Microsoft’s documentation is far from unambiguous that the feature is disabled in the affected versions. The terms of the so-called licence agreement do not explicitly limit the number of simultaneously running web sites. Some text in the IIS documentation says something about hosting only one web site, yet Microsoft itself supplies a script (or two, depending on the product version) that will create extra web sites. Where a search of product documentation, the MSDN Library or Microsoft’s website finds pages that talk of creating web sites but do not list Windows XP among the applicable products, how is any reader to know whether this is just another of Microsoft’s all-too-typical oversights. After all, some of these pages, presumably just from being old, don’t list Windows Server 2003 either. Some other pages that do list Windows XP as an applicable product talk as if the user may have a choice of web sites, such that it’s only inevitable that readers may then waste time wondering how to create more web sites. A sprinkling of asterisks for fine print along the lines of “not available on X, Y and Z models” is a familiar sight in manuals for washing machines, and even of much lowlier consumer goods, but is apparently too much trouble for Microsoft.

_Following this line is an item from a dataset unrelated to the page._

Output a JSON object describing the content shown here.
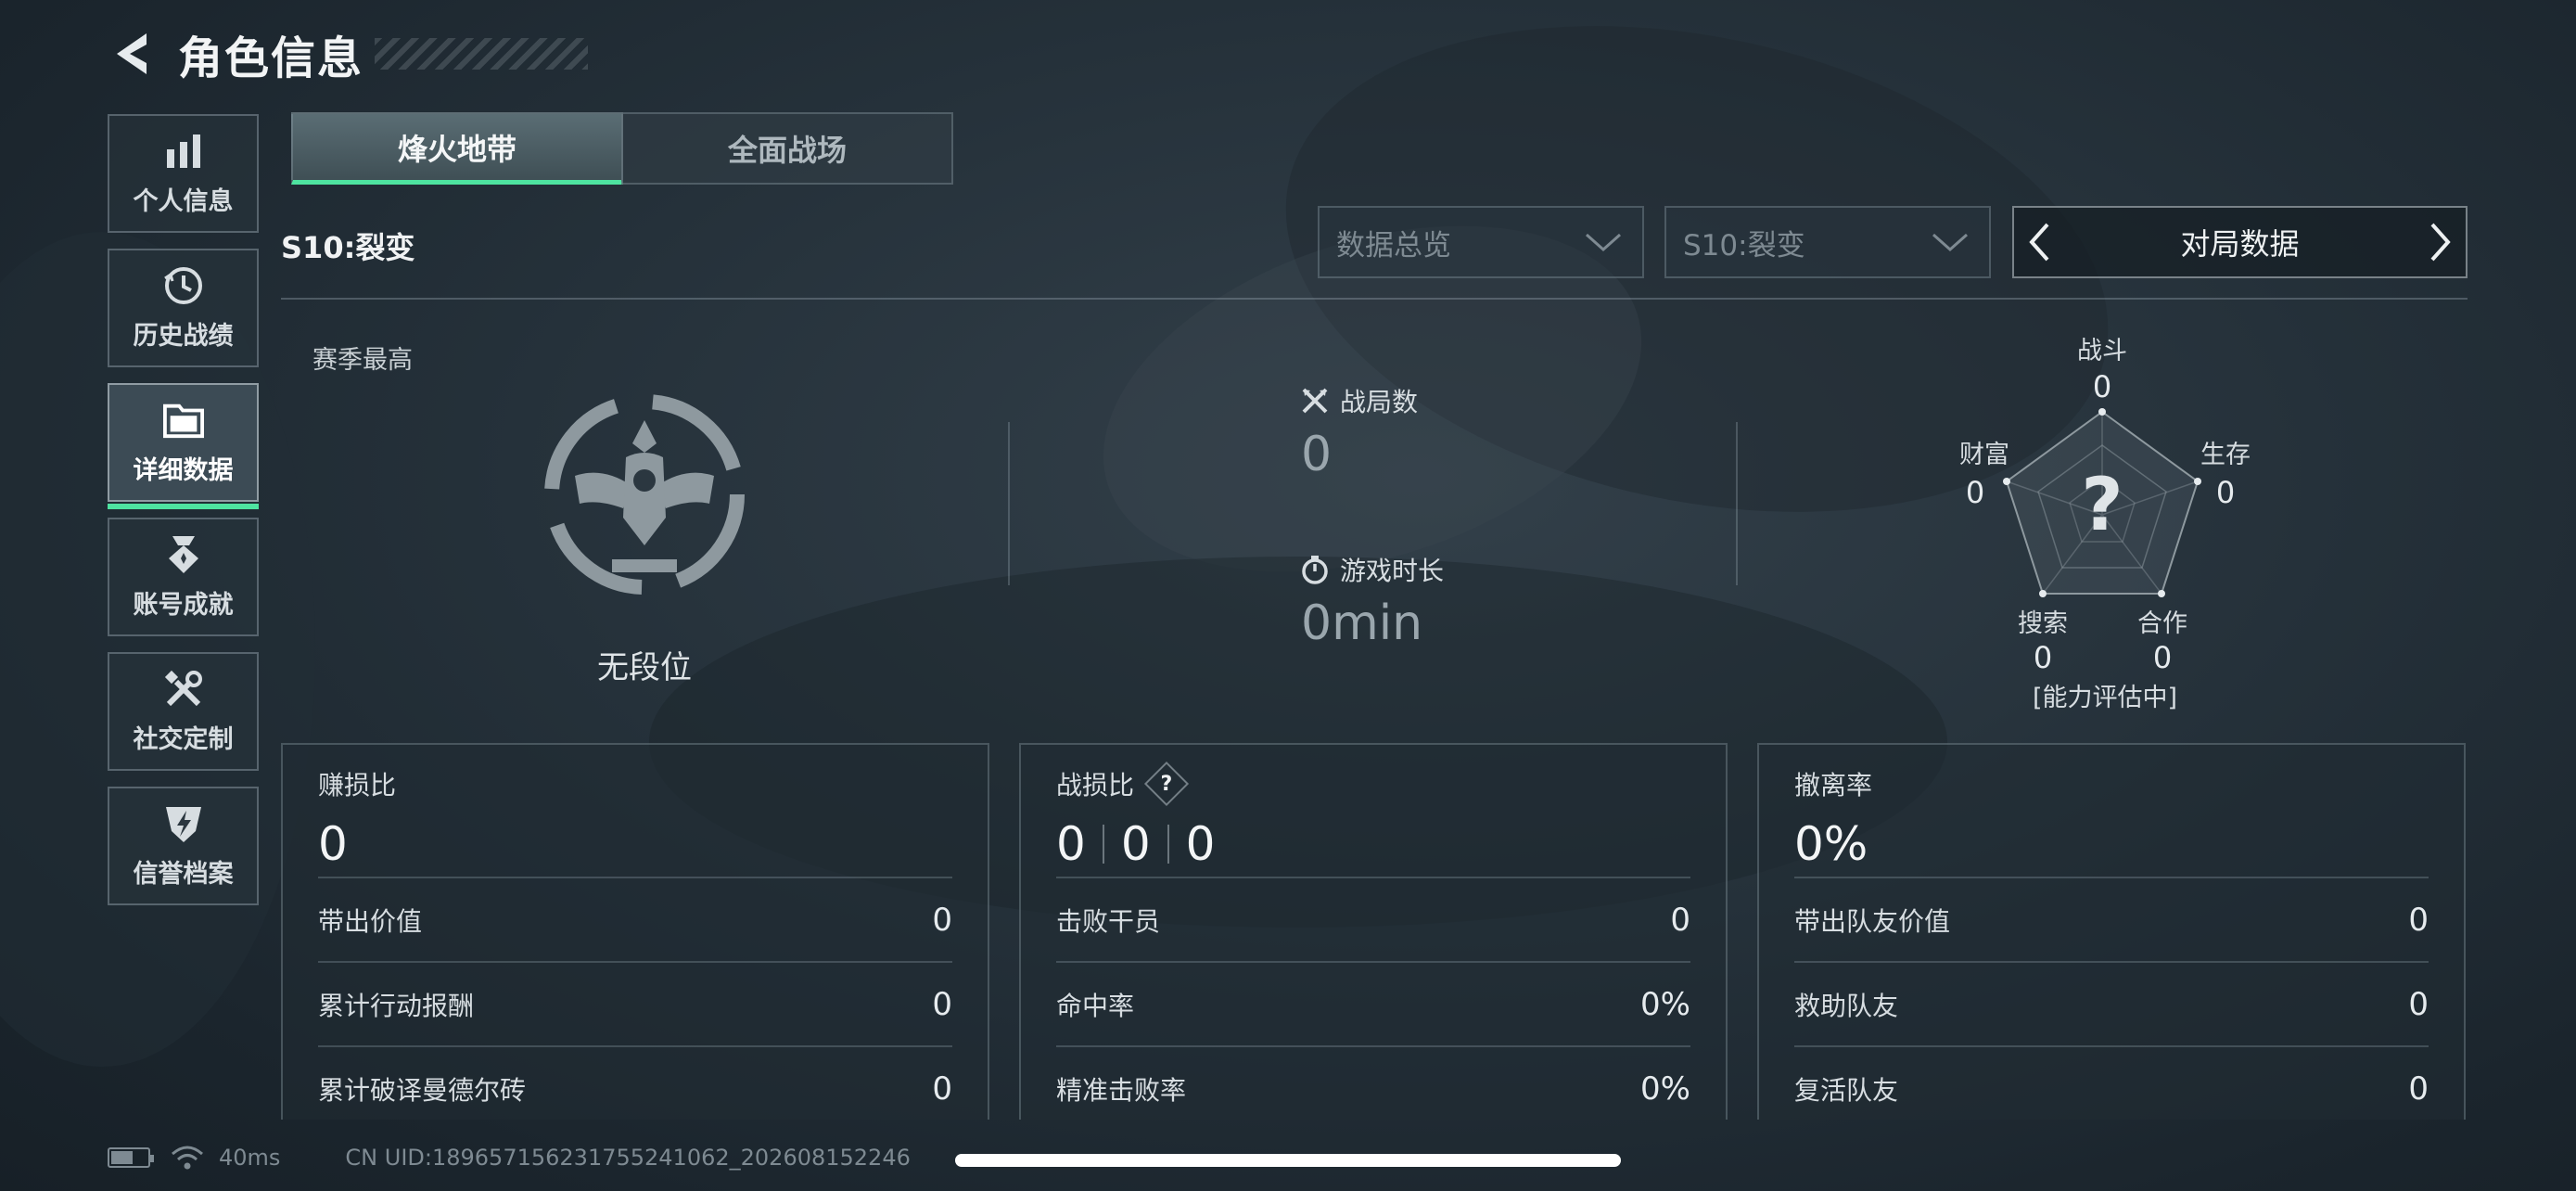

So, in case it’s not clear yet, let me stress: had Microsoft stated plainly, clearly and unambiguously that IIS in Windows XP is not licensed to host more than one website, then this article would not exist.

If you think it unethical to patch away a check for the product type or to patch in a different hard-coded default, then don’t apply the patch. I don’t mean to encourage you one way or the other, but I do mean to encourage you to think about the games that software manufacturers play with you—and to begin that thinking, you need to know what those games include.